Use this function when:

• You want to protect an account.
• You want to unlock an account.
• You want to reset a password for a user who has forgotten their password.

 

▽How to set up　※You can't reset all members passwords at once.

> Click "Team Admin" > "Member" 
> Choose a member you want to reset the password for.
> Click "Reset Password."

> Click "Reset."

 

The member will receive an e-mail to reset the password.

 

 

▼Login History

>Click "Team Admin" > "Security" > "Login History."

The system admin can monitor the history of login attempts in Unipos for the last 180 days.

 

▽The following information will be displayed:

• Date and time（The data and time is based on the team's registered time zone.）
• E-mail address used for login ※
• OS/browser information
• IP address

※You can search by e-mail address only. (Your input must exactly match the registered e-mail address.)

If you leave the e-mail address field blank, you can see the login history for all accounts.​
※If you use Unipos with a collaboration tool such as Slack or Teams, it will not be included in the login history.

 

 

▼Security policy on Unipos

Transmission encryption All transmission is encrypted with SSL/TLS.

Database encryption
All of our data stored by our members are valuable.

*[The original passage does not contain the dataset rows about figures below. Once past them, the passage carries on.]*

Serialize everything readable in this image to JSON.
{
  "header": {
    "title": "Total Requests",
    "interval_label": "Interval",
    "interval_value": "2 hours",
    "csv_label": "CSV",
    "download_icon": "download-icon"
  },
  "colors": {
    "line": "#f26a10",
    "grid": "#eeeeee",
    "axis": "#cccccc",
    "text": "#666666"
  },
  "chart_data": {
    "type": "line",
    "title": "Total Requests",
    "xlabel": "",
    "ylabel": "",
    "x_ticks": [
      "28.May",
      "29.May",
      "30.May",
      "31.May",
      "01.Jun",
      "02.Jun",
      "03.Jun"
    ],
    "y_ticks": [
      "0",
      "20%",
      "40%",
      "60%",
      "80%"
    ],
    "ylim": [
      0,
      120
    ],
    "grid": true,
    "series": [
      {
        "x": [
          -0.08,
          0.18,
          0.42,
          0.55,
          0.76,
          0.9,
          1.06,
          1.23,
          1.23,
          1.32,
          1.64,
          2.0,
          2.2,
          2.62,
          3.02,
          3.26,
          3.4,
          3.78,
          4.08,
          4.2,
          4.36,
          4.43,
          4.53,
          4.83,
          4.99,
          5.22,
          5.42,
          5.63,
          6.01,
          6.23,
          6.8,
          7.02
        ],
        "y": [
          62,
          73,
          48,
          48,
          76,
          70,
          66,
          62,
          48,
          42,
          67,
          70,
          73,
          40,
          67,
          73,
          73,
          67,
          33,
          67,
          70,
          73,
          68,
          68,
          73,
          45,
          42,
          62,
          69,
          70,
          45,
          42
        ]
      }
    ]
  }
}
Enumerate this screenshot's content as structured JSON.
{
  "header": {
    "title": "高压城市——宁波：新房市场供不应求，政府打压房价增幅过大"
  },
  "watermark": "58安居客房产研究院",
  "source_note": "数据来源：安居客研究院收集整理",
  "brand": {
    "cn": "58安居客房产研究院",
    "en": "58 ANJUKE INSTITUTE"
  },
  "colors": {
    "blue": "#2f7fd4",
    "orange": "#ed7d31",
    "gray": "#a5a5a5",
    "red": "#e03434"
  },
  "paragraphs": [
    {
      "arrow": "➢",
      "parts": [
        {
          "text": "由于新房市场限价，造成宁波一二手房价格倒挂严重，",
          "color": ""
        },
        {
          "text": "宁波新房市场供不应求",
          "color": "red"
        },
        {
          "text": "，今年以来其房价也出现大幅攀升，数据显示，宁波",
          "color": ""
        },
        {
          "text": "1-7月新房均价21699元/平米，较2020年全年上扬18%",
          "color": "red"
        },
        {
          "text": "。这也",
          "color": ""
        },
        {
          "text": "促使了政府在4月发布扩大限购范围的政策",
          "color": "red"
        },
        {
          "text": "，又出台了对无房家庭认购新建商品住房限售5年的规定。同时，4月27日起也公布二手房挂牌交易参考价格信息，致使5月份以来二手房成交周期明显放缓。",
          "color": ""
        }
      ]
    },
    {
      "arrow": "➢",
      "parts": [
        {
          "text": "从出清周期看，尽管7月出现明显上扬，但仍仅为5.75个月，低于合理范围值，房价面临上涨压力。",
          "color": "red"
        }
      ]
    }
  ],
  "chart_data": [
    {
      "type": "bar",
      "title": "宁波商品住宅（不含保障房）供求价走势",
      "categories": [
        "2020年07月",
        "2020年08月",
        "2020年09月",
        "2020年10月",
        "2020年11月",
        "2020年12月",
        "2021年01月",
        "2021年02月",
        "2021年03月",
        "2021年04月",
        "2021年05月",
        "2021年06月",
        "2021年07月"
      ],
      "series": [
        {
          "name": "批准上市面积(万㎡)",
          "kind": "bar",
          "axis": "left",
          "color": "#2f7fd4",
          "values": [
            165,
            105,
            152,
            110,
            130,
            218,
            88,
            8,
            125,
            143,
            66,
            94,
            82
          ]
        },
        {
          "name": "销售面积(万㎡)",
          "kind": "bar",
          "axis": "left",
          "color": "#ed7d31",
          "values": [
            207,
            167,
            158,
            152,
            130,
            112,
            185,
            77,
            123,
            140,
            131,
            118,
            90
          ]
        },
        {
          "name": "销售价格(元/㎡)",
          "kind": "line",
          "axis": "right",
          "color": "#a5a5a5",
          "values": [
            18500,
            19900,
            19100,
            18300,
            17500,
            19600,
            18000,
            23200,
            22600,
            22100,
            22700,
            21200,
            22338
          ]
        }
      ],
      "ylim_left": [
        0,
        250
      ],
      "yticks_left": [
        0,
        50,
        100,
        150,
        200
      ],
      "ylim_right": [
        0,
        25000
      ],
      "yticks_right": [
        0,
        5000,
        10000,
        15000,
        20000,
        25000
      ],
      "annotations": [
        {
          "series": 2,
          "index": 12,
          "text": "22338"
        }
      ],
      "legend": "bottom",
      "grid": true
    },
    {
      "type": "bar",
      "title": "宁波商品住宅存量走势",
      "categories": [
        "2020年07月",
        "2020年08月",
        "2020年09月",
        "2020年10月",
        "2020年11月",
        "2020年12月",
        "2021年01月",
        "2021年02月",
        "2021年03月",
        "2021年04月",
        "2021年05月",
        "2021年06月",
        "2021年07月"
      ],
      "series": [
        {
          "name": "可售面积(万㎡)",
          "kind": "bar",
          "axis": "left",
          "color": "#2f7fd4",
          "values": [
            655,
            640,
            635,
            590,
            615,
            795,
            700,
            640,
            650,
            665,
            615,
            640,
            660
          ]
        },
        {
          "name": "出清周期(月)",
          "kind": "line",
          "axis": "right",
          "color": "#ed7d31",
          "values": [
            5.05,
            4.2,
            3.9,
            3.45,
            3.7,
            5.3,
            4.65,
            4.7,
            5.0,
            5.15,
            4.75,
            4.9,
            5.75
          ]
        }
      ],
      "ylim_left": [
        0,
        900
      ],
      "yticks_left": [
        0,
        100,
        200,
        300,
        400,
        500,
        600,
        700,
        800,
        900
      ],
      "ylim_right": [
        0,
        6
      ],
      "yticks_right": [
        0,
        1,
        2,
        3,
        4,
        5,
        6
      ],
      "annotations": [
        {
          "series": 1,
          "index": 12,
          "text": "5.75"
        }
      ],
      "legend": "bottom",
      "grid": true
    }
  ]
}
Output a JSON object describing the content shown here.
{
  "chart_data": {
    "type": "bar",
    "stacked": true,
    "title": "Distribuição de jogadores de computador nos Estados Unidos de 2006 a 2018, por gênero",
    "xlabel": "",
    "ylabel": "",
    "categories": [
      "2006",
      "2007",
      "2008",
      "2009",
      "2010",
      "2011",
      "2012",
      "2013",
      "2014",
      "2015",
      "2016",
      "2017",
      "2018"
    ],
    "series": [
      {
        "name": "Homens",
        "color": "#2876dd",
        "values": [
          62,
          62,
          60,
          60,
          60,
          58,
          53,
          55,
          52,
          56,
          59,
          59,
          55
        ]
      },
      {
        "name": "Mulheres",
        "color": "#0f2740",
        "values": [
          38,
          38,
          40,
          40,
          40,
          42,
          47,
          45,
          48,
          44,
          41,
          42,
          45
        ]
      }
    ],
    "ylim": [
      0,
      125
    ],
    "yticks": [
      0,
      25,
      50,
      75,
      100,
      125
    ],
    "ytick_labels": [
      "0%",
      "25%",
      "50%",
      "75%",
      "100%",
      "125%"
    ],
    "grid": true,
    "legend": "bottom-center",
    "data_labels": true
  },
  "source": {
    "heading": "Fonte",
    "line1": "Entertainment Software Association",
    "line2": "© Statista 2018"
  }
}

Our data is saved in the encrypted database.

Reliable data center
Google has proven performance and excellent reliability.

We proudly use Google Cloud Platform:
https://unipossupport.zendesk.com/knowledge/articles/360031102672/ja?brand_id=360002333191 　

Cleared vulnerability assessment based on international security standard
Unipos has cleared a vulnerability assessment performed by a third-party organization. The assessment was based on ASVS 3.0 Level 1, which is an international diagnostic standard for software systems.

Secure information management
Unipos has obtained international security standard, ISO27001 (ISMS). We continue to strive for secure information management through third-party security audit.

See more details here.

All stored information, such as posted content and personal information, is encrypted and stored.